The Clacton Lion last week may have seemed a poor second to, say, an apparition of the Blessed Virgin on Brighton pier, but it was a proximate cause of what can only be called a minor liberation and a mass movement. Happy hacks headed for Liverpool Street Station as from Noah's Ark, two by two, reporter and camera man, or headed off on the A12 for Clacton. The camp site proprietor whence the sighting of the Lion had occurred was warding off the invasion. Intrepid seekers for the truth tripped gaily through fields looking for back entrances, unarmed and fearless in fields of wheat stubble and the threat of imminent attack.

It was a happy day for the Essex Constabulary too, present in numbers adequate to protect the general public from a pride of man-eaters. A Helicopter and armed police added to the gaiety. A local Clactonian, possibly a little worse for wear, spread rumours that they had "cornered the beast".

A good day too for the happy campers who had snapped the lion and had doubtless been remunerated for their photographs. That the lion looked remarkably like a large ginger cat was overlooked, with delicate attention given to due diligence and the pleasure being given, by all including the local Zoo. The spirit of Freedom across the land was only dissipated mid-afternoon when the police felt obliged to tell the waiting world that the hunt was called off and it was probably a big moggy. There had to be a Party-pooper but, by then, the Clacton Lion had undoubtedly added to the sum total of human happiness.

On hearing of these prodigious events, my mind went back to the story of Yuri Andropov of KGB fame and later Soviet leader. He had come to Prague after the Soviet invasion had crushed the Prague Spring in 1968 to explain to the Czech Communist Party that the Soviet Union had only come on the invitation of the Czech people to deal with the hooliganism and disorder of some imperialist-backed lackeys and thugs. The script has a modern ring. It might have been written in Damascus. He knew that he was lying. They knew that he was lying. And he knew that they knew that he was lying.
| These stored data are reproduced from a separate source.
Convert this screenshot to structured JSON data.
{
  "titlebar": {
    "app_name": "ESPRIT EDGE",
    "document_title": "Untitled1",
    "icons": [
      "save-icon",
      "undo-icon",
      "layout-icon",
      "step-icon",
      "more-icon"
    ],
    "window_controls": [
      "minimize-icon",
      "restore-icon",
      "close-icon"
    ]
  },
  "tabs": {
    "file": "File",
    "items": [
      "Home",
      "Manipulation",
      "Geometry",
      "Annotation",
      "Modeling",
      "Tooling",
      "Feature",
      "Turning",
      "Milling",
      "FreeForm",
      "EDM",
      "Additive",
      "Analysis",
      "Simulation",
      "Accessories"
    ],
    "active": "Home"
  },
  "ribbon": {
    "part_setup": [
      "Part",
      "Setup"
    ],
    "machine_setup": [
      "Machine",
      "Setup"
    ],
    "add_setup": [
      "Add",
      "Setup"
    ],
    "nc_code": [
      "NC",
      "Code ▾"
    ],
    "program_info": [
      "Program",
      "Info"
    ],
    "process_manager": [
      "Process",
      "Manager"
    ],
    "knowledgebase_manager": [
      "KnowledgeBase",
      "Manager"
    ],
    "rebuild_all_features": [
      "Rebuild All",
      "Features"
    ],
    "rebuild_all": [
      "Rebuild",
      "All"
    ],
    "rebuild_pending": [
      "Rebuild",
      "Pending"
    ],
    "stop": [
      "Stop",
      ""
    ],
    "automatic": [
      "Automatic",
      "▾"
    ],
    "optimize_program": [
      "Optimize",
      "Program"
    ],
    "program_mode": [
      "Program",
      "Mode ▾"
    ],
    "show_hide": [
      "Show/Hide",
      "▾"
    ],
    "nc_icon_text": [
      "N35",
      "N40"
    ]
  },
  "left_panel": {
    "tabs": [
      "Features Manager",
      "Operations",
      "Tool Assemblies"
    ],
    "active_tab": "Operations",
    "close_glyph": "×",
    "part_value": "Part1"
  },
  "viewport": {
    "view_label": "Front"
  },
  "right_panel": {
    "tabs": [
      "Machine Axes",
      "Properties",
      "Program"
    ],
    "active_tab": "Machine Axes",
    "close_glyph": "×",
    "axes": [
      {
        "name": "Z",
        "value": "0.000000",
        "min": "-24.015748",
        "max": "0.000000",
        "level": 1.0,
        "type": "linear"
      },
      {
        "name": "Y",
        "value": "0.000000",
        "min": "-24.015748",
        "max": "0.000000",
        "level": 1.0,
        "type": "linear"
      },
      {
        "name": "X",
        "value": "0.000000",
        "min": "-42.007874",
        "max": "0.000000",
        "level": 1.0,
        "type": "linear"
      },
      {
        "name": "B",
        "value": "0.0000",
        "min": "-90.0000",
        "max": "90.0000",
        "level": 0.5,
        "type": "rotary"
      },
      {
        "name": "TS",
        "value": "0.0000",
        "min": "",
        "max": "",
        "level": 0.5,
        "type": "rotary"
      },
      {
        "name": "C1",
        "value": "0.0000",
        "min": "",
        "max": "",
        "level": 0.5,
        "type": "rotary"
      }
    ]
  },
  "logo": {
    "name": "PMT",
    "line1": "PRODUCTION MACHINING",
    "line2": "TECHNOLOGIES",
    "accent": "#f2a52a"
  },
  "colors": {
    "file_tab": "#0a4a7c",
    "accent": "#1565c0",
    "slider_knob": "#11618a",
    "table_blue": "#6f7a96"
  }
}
All of which goes to show that the truth does not necessarily set you free. It may do the opposite. And this in turn suggests that there must be truths and Truths. The point is not easily conceded. The pejorative name for this modest insight is "à la carte religion".

The trouble is that the great Truths of the faiths are open to several interpretations as to what they involve in the realm of middle axioms, action and agency. Whether the competing truth claims of the major faiths have again become a problem in the modern world depends very much on how they are construed. À la Carte religion can indeed be dangerous: minor aspects of authoritative teaching, pushed into prominence and made absolute can, and does, distort the lives of faith communities. Too often they overwhelm the richness of a faith tradition to create what might be described as the diminishment of single-issue religion.

Single-issue religion seems invariably to attract, or create, people with the single religious identities that Amartya Sen has so frequently warned against. Linked to ethnicity or nationalism, such identities, under stress, are given to violence and political activism. Indian partition 1946-1948 is a notable and horrific example, but recent history is not short of examples. The same developments within faiths are no less redolent of conflict and killings. The emergence of Sunni-Shi'a conflict in the Middle East is a clear and present danger.

Feeding into single issue politics such convictions can destroy a political culture. So perhaps the formula should be "the Truth ought to make you free" - with the caveat that there are contexts which make this unlikely and ways of interpreting it that definitely won't.